Page d'histoire : Les Cent-Jours 1er mars - 7 juillet 1815

Arrivée de Nicolas Buonaparte aux Tuileries le 20 mars 1815,
estampe non signée, coll. de Vinck, Un siècle d’histoire de France
par l’estampe, 1770-1870, vol. 72 (pièces 9377-9502),
Restauration et Cent-Jours, Paris, Bibliothèque nationale de France.
Napoléon, accompagné de la Mort et de la Misère
qui « serviront toujours l’Empereur » et de deux admirateurs […],
tend une proclamation […] en disant : « J’ai dans ma poche
une trêve de 20 ans avec les Puissances [etc.] ». Dans une caisse
portant l’étiquette « Récompense militaire », des béquilles
et des jambes de bois. Un groupe d’hommes et de femmes
l’accueille avec des réflexions rien moins qu’enthousiastes.
Les historiens ne se prononcent pas encore sur le motif de la substitution
du prénom « Nicolas » à celui de « Napoléon » ; c’est surtout
la presse royaliste de l’époque qui semble avoir utilisé « Nicolas ».
© BnF, Dist. RMN-Grand Palais / image BnF

Cent jours... dans sa banale neutralité numérique, la formule est restée insolite. Le préfet Chabrol, rescapé de l’Empire rallié à la première Restauration, crut plaire à Louis XVIII revenant de Gand le 8 juillet 1815, en refermant sous ce décompte anonyme un traumatisme national. Vraie rechute de la Révolution, l’affaire laissait la France étourdie. Car avant les Cent-Jours, ç’avait d’abord été les vingt du vol de l’Aigle. Du débarquement de Golfe-Juan le 1er mars, à l’entrée nocturne aux Tuileries le 20, dix-neuf étapes avaient suffi au Petit Caporal pour culbuter le trône restauré du frère de Louis XVI. Mais déjà le 22 juin, à peine brossé de la poussière de Waterloo, l’Empereur vaincu faisait entrer l’Élysée dans l’histoire en y signant sa seconde abdication.

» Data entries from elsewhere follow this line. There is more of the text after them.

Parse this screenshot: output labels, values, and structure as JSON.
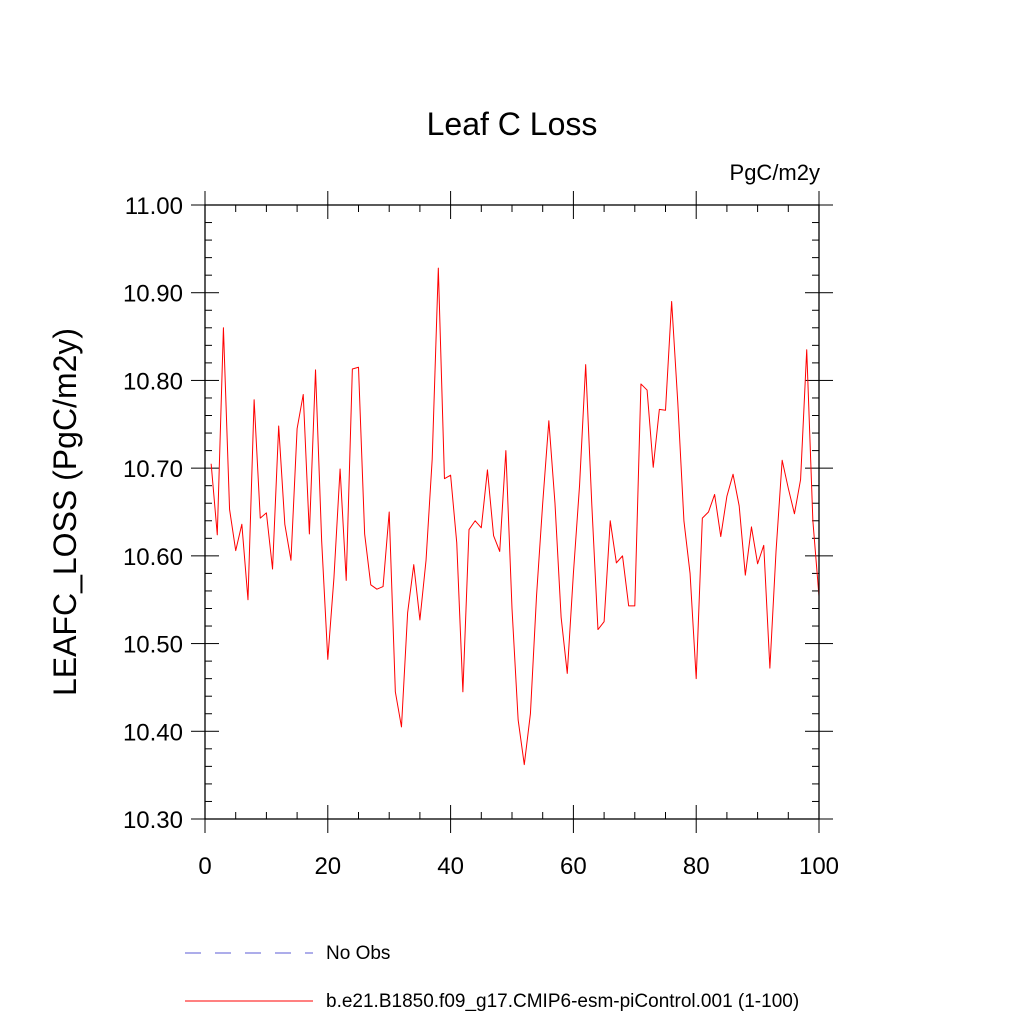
{
  "chart_data": {
    "type": "line",
    "title": "Leaf C Loss",
    "units": "PgC/m2y",
    "xlabel": "",
    "ylabel": "LEAFC_LOSS  (PgC/m2y)",
    "xlim": [
      0,
      100
    ],
    "ylim": [
      10.3,
      11.0
    ],
    "xticks": [
      "0",
      "20",
      "40",
      "60",
      "80",
      "100"
    ],
    "xtick_values": [
      0,
      20,
      40,
      60,
      80,
      100
    ],
    "yticks": [
      "10.30",
      "10.40",
      "10.50",
      "10.60",
      "10.70",
      "10.80",
      "10.90",
      "11.00"
    ],
    "ytick_values": [
      10.3,
      10.4,
      10.5,
      10.6,
      10.7,
      10.8,
      10.9,
      11.0
    ],
    "grid": false,
    "legend_position": "bottom",
    "legend": [
      {
        "name": "No Obs",
        "color": "#5b5bd6",
        "style": "dashed"
      },
      {
        "name": "b.e21.B1850.f09_g17.CMIP6-esm-piControl.001 (1-100)",
        "color": "#ff0000",
        "style": "solid"
      }
    ],
    "series": [
      {
        "name": "b.e21.B1850.f09_g17.CMIP6-esm-piControl.001 (1-100)",
        "color": "#ff0000",
        "x": [
          1,
          2,
          3,
          4,
          5,
          6,
          7,
          8,
          9,
          10,
          11,
          12,
          13,
          14,
          15,
          16,
          17,
          18,
          19,
          20,
          21,
          22,
          23,
          24,
          25,
          26,
          27,
          28,
          29,
          30,
          31,
          32,
          33,
          34,
          35,
          36,
          37,
          38,
          39,
          40,
          41,
          42,
          43,
          44,
          45,
          46,
          47,
          48,
          49,
          50,
          51,
          52,
          53,
          54,
          55,
          56,
          57,
          58,
          59,
          60,
          61,
          62,
          63,
          64,
          65,
          66,
          67,
          68,
          69,
          70,
          71,
          72,
          73,
          74,
          75,
          76,
          77,
          78,
          79,
          80,
          81,
          82,
          83,
          84,
          85,
          86,
          87,
          88,
          89,
          90,
          91,
          92,
          93,
          94,
          95,
          96,
          97,
          98,
          99,
          100
        ],
        "values": [
          10.705,
          10.624,
          10.86,
          10.653,
          10.606,
          10.636,
          10.55,
          10.778,
          10.643,
          10.649,
          10.585,
          10.748,
          10.636,
          10.595,
          10.745,
          10.784,
          10.625,
          10.812,
          10.617,
          10.482,
          10.575,
          10.699,
          10.572,
          10.813,
          10.815,
          10.625,
          10.567,
          10.562,
          10.565,
          10.65,
          10.445,
          10.405,
          10.535,
          10.59,
          10.527,
          10.595,
          10.71,
          10.928,
          10.688,
          10.692,
          10.615,
          10.445,
          10.63,
          10.64,
          10.632,
          10.698,
          10.623,
          10.605,
          10.72,
          10.54,
          10.413,
          10.362,
          10.42,
          10.555,
          10.66,
          10.754,
          10.66,
          10.53,
          10.466,
          10.58,
          10.68,
          10.818,
          10.658,
          10.516,
          10.525,
          10.64,
          10.592,
          10.6,
          10.543,
          10.543,
          10.796,
          10.789,
          10.701,
          10.767,
          10.766,
          10.89,
          10.775,
          10.64,
          10.58,
          10.46,
          10.643,
          10.65,
          10.67,
          10.622,
          10.668,
          10.693,
          10.657,
          10.578,
          10.633,
          10.591,
          10.612,
          10.472,
          10.605,
          10.709,
          10.677,
          10.648,
          10.687,
          10.835,
          10.64,
          10.554
        ]
      }
    ]
  }
}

Ainsi nous étonne d’abord cette fragilité du pouvoir, qui a fait du printemps 1815 une caricature de la Révolution décidément jamais finie. La légitimité semblait se dérober à tous les prétendants. D’abord se propagea l’onde de choc impériale : « Les sous-lieutenants et les soldats [...] ont tout fait ; c’est à l’armée, c’est au peuple que je dois tout. » La troupe et les bas-officiers envoyés pour l’arrêter tombaient dans les bras de l’Empereur retrouvé, abandonnant les maréchaux loyalistes réduits à tourner bride au galop. Deux mille paysans accouraient sur Grenoble à la lumière des torches, les canuts lyonnais saisissaient les ponts du Rhône. Mais ce retour de flamme révolutionnaire était-il encore de saison ?

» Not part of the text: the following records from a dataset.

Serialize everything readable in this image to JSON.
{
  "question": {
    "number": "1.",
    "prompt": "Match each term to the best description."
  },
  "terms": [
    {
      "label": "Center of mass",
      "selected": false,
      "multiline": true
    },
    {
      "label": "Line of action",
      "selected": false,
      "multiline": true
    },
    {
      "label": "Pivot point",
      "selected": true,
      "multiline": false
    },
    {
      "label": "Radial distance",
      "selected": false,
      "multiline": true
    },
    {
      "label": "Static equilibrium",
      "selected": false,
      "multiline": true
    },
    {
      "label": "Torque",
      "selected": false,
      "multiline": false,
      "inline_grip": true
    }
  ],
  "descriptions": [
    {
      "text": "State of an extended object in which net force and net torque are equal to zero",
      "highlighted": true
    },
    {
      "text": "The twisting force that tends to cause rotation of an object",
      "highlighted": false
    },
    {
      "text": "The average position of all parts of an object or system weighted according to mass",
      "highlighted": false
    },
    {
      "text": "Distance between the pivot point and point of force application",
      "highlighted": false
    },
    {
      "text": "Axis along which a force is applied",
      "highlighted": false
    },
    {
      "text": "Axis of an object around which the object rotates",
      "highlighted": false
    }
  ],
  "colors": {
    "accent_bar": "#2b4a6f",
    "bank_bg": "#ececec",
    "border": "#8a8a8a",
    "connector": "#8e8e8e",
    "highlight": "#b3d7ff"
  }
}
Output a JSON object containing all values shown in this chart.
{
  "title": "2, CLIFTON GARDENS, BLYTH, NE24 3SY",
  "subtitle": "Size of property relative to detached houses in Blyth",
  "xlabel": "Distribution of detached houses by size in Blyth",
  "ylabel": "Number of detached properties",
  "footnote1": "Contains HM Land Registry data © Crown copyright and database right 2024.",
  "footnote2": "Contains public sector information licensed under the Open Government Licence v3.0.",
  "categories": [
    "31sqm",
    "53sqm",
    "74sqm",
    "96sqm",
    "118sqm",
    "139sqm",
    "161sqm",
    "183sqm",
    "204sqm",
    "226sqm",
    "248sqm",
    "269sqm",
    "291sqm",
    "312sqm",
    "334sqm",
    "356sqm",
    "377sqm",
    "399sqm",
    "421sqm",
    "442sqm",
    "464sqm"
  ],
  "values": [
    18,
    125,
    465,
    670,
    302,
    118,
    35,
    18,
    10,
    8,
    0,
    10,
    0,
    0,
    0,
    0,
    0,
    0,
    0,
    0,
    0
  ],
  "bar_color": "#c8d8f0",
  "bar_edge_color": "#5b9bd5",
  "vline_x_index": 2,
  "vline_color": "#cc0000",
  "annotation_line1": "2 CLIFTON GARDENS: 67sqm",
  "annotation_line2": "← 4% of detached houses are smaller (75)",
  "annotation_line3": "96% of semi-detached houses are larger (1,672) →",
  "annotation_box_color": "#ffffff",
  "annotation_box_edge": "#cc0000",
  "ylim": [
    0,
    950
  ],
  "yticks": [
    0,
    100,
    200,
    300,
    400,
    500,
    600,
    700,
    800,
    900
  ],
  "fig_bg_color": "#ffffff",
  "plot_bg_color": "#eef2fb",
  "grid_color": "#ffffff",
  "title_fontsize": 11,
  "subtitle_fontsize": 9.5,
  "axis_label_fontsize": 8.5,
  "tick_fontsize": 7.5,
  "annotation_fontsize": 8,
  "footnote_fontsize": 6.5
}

On vit alors la monarchie rallier des soutiens outragés, d’abord celui des notables attachés aux libertés publiques si récemment recouvrées. La séance solennelle des chambres assemblées le 16 mars retentit de serments émus. Députés et pairs, grands corps et garde nationale se serraient autour du trône, pour une unanime et vibrante protestation d’attachement à la royauté constitutionnelle. Tandis que Napoléon, chaussé des bottes de 93, poussait d’Autun sur Avallon, la France bourbonienne se proclamait du combat de « la liberté contre la tyrannie ». La charte, octroyée en 1814, Louis XVIII l’exaltait maintenant au-dessus même de sa couronne, comme le bien commun du roi et de la nation : « Rallions-nous autour d’elle ! Qu’elle soit notre étendard sacré ! » Mais ni la monarchie parlementaire le 19 mars, ni l’empire militaire et populaire après le 18 juin, ne surent s’appuyer sur leurs bases pour tenir tête. Aucun des protagonistes n’osa emporter de vive force le soutien qui lui manquait.

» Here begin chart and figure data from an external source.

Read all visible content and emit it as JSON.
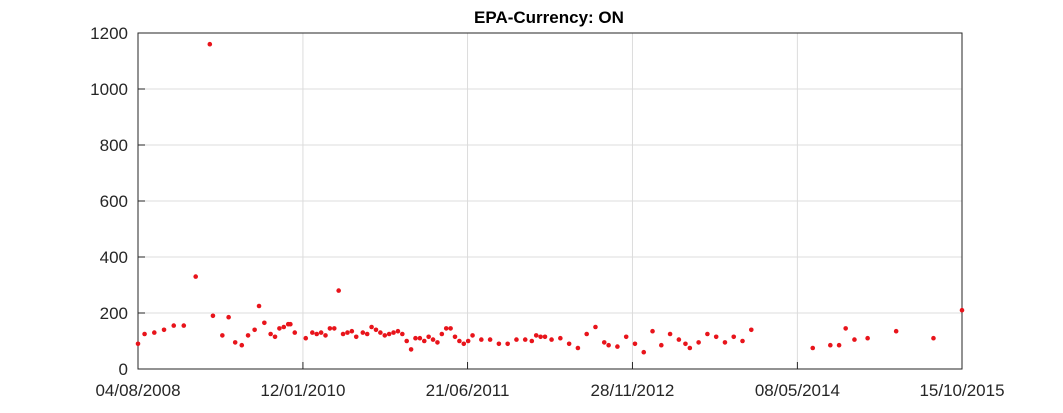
{
  "chart_data": {
    "type": "scatter",
    "title": "EPA-Currency: ON",
    "xlabel": "",
    "ylabel": "",
    "x_ticks": [
      "04/08/2008",
      "12/01/2010",
      "21/06/2011",
      "28/11/2012",
      "08/05/2014",
      "15/10/2015"
    ],
    "y_ticks": [
      "0",
      "200",
      "400",
      "600",
      "800",
      "1000",
      "1200"
    ],
    "xlim": [
      "04/08/2008",
      "15/10/2015"
    ],
    "ylim": [
      0,
      1200
    ],
    "grid": true,
    "marker_color": "#e8141b",
    "points": [
      [
        "2008-08-04",
        90
      ],
      [
        "2008-08-25",
        125
      ],
      [
        "2008-09-25",
        130
      ],
      [
        "2008-10-26",
        140
      ],
      [
        "2008-11-26",
        155
      ],
      [
        "2008-12-28",
        155
      ],
      [
        "2009-02-04",
        330
      ],
      [
        "2009-03-21",
        1160
      ],
      [
        "2009-03-31",
        190
      ],
      [
        "2009-04-30",
        120
      ],
      [
        "2009-05-20",
        185
      ],
      [
        "2009-06-10",
        95
      ],
      [
        "2009-07-01",
        85
      ],
      [
        "2009-07-21",
        120
      ],
      [
        "2009-08-11",
        140
      ],
      [
        "2009-08-25",
        225
      ],
      [
        "2009-09-11",
        165
      ],
      [
        "2009-10-01",
        125
      ],
      [
        "2009-10-15",
        115
      ],
      [
        "2009-10-29",
        145
      ],
      [
        "2009-11-12",
        150
      ],
      [
        "2009-11-26",
        160
      ],
      [
        "2009-12-03",
        160
      ],
      [
        "2009-12-17",
        130
      ],
      [
        "2010-01-21",
        110
      ],
      [
        "2010-02-11",
        130
      ],
      [
        "2010-02-25",
        125
      ],
      [
        "2010-03-11",
        130
      ],
      [
        "2010-03-25",
        120
      ],
      [
        "2010-04-08",
        145
      ],
      [
        "2010-04-22",
        145
      ],
      [
        "2010-05-06",
        280
      ],
      [
        "2010-05-20",
        125
      ],
      [
        "2010-06-03",
        130
      ],
      [
        "2010-06-17",
        135
      ],
      [
        "2010-07-01",
        115
      ],
      [
        "2010-07-22",
        130
      ],
      [
        "2010-08-05",
        125
      ],
      [
        "2010-08-19",
        150
      ],
      [
        "2010-09-02",
        140
      ],
      [
        "2010-09-16",
        130
      ],
      [
        "2010-09-30",
        120
      ],
      [
        "2010-10-14",
        125
      ],
      [
        "2010-10-28",
        130
      ],
      [
        "2010-11-11",
        135
      ],
      [
        "2010-11-25",
        125
      ],
      [
        "2010-12-09",
        100
      ],
      [
        "2010-12-23",
        70
      ],
      [
        "2011-01-06",
        110
      ],
      [
        "2011-01-20",
        110
      ],
      [
        "2011-02-03",
        100
      ],
      [
        "2011-02-17",
        115
      ],
      [
        "2011-03-03",
        105
      ],
      [
        "2011-03-17",
        95
      ],
      [
        "2011-03-31",
        125
      ],
      [
        "2011-04-14",
        145
      ],
      [
        "2011-04-28",
        145
      ],
      [
        "2011-05-12",
        115
      ],
      [
        "2011-05-26",
        100
      ],
      [
        "2011-06-09",
        90
      ],
      [
        "2011-06-23",
        100
      ],
      [
        "2011-07-07",
        120
      ],
      [
        "2011-08-04",
        105
      ],
      [
        "2011-09-01",
        105
      ],
      [
        "2011-09-29",
        90
      ],
      [
        "2011-10-27",
        90
      ],
      [
        "2011-11-24",
        105
      ],
      [
        "2011-12-22",
        105
      ],
      [
        "2012-01-12",
        100
      ],
      [
        "2012-01-26",
        120
      ],
      [
        "2012-02-09",
        115
      ],
      [
        "2012-02-23",
        115
      ],
      [
        "2012-03-15",
        105
      ],
      [
        "2012-04-12",
        110
      ],
      [
        "2012-05-10",
        90
      ],
      [
        "2012-06-07",
        75
      ],
      [
        "2012-07-05",
        125
      ],
      [
        "2012-08-02",
        150
      ],
      [
        "2012-08-30",
        95
      ],
      [
        "2012-09-13",
        85
      ],
      [
        "2012-10-11",
        80
      ],
      [
        "2012-11-08",
        115
      ],
      [
        "2012-12-06",
        90
      ],
      [
        "2013-01-03",
        60
      ],
      [
        "2013-01-31",
        135
      ],
      [
        "2013-02-28",
        85
      ],
      [
        "2013-03-28",
        125
      ],
      [
        "2013-04-25",
        105
      ],
      [
        "2013-05-16",
        90
      ],
      [
        "2013-05-30",
        75
      ],
      [
        "2013-06-27",
        95
      ],
      [
        "2013-07-25",
        125
      ],
      [
        "2013-08-22",
        115
      ],
      [
        "2013-09-19",
        95
      ],
      [
        "2013-10-17",
        115
      ],
      [
        "2013-11-14",
        100
      ],
      [
        "2013-12-12",
        140
      ],
      [
        "2014-06-26",
        75
      ],
      [
        "2014-08-21",
        85
      ],
      [
        "2014-09-18",
        85
      ],
      [
        "2014-10-09",
        145
      ],
      [
        "2014-11-06",
        105
      ],
      [
        "2014-12-18",
        110
      ],
      [
        "2015-03-19",
        135
      ],
      [
        "2015-07-16",
        110
      ],
      [
        "2015-10-15",
        210
      ]
    ]
  }
}
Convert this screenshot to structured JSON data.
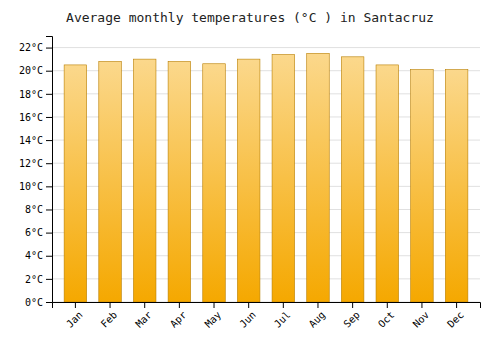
{
  "chart_data": {
    "type": "bar",
    "title": "Average monthly temperatures (°C ) in Santacruz",
    "categories": [
      "Jan",
      "Feb",
      "Mar",
      "Apr",
      "May",
      "Jun",
      "Jul",
      "Aug",
      "Sep",
      "Oct",
      "Nov",
      "Dec"
    ],
    "values": [
      20.5,
      20.8,
      21.0,
      20.8,
      20.6,
      21.0,
      21.4,
      21.5,
      21.2,
      20.5,
      20.1,
      20.1
    ],
    "color": "#F5A800",
    "ylim": [
      0,
      23
    ],
    "yticks": [
      {
        "value": 0,
        "label": "0°C"
      },
      {
        "value": 2,
        "label": "2°C"
      },
      {
        "value": 4,
        "label": "4°C"
      },
      {
        "value": 6,
        "label": "6°C"
      },
      {
        "value": 8,
        "label": "8°C"
      },
      {
        "value": 10,
        "label": "10°C"
      },
      {
        "value": 12,
        "label": "12°C"
      },
      {
        "value": 14,
        "label": "14°C"
      },
      {
        "value": 16,
        "label": "16°C"
      },
      {
        "value": 18,
        "label": "18°C"
      },
      {
        "value": 20,
        "label": "20°C"
      },
      {
        "value": 22,
        "label": "22°C"
      }
    ],
    "grid": true
  }
}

C’est qu’un symétrique refus de la guerre civile paralysa ces autorités concurrentes, et en cela sans doute eurent-elles alors la majorité du pays pour complice, dans une paradoxale conspiration de l’attentisme. Tout se passa alors si vite parce que, dans une France rassasiée de discordes, trop peu voulaient encore en découdre. Alors qu’en mai l’Ouest s’ameutait contre la conscription rétablie, Louis XVIII refusa d’être « le roi de la Vendée », comme quelques semaines plus tard Napoléon « l’empereur de la canaille » qui l’acclamait encore sous les fenêtres de l’Élysée. Le 19 mars au soir, le Paris bourgeois laissa monter en voiture un vieux roi, sans risquer le coup de feu pour défendre le trône parlementaire. Cependant, dans le camp des ralliés à la nouvelle aventure impériale, le moral n’était guère plus vaillant. Fouché ne donnait pas quatre mois à l’affaire. La soldatesque qui, au sens propre, porta Napoléon le 20 mars au soir jusque dans l’escalier du pavillon de Flore, c’était le flot d’un destin que le maître de l’heure ne contrôlait déjà plus. Y croyait-il encore, quand il délaissait d’ailleurs vite ces Tuileries trop vastes pour une cour si ténue, et faisait camper à l’Élysée sa monarchie diminuée ? Dans une France que Louis XVIII et sa charte avaient gâchée, il fallut consentir l’Acte additionnel, subir La Fayette et Benjamin Constant.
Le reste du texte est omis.